Determine whether the function is linear or nonlinear. The curve of the function has the points (-2, -14), (-1, -8), (0, -2) and (1, 4). If it is linear, determine the slope.
The slope of a line is defined by the change in vertical direction divided by the change in the horizontal direction. Trigonometrically, it is given by tan θ, where θ is the angle between the x-axis and the line in the anticlockwise direction.
Answer: The given function is linear in nature, and has a slope equal to 6.
Let's understand the solution step by step in detail.
The given points on the curve of the function are (-2, -14), (-1, -8), (0, -2) and (1, 4).
To check whether the function is linear or not, we check whether the curve has a constant slope or not.
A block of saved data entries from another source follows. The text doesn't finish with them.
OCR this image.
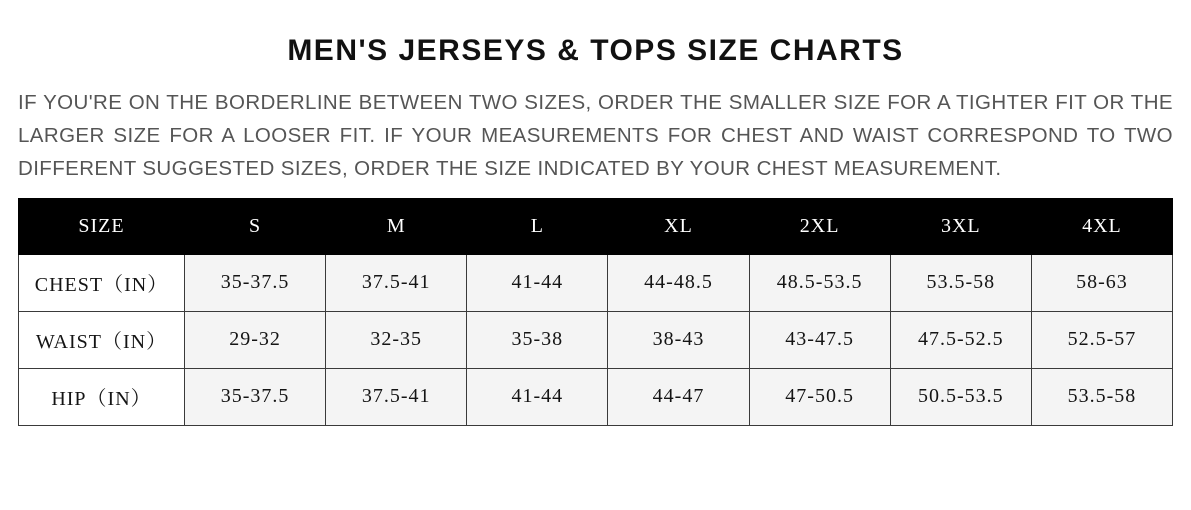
MEN'S JERSEYS & TOPS SIZE CHARTS

IF YOU'RE ON THE BORDERLINE BETWEEN TWO SIZES, ORDER THE SMALLER SIZE FOR A TIGHTER FIT OR THE LARGER SIZE FOR A LOOSER FIT. IF YOUR MEASUREMENTS FOR CHEST AND WAIST CORRESPOND TO TWO DIFFERENT SUGGESTED SIZES, ORDER THE SIZE INDICATED BY YOUR CHEST MEASUREMENT.

SIZE	S	M	L	XL	2XL	3XL	4XL
CHEST（IN）	35-37.5	37.5-41	41-44	44-48.5	48.5-53.5	53.5-58	58-63
WAIST（IN）	29-32	32-35	35-38	38-43	43-47.5	47.5-52.5	52.5-57
HIP（IN）	35-37.5	37.5-41	41-44	44-47	47-50.5	50.5-53.5	53.5-58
Therefore, we use the slope formula m = (y2 − y1) / (x2 − x1) to check whether the slope is constant or not.
Hence, for the first two given points:
⇒ m = [(-8) - (-14)] / [-1 - (-2)] = [-8 + 14] / [-1 + 2] = 6
Here, we see that the slope is 6, from the first two points.
For the next two points:
⇒ [-2 - (-8)] / [0 - (-1)] = [-2 + 8] / [0 + 1] = 6
Here also, we see that the slope is 6.
Hence, the slope is constant for the given pairs of coordinates.
So, it is clear that the points (-2, -14), (-1, -8), (0, -2) and (1, 4) are collinear.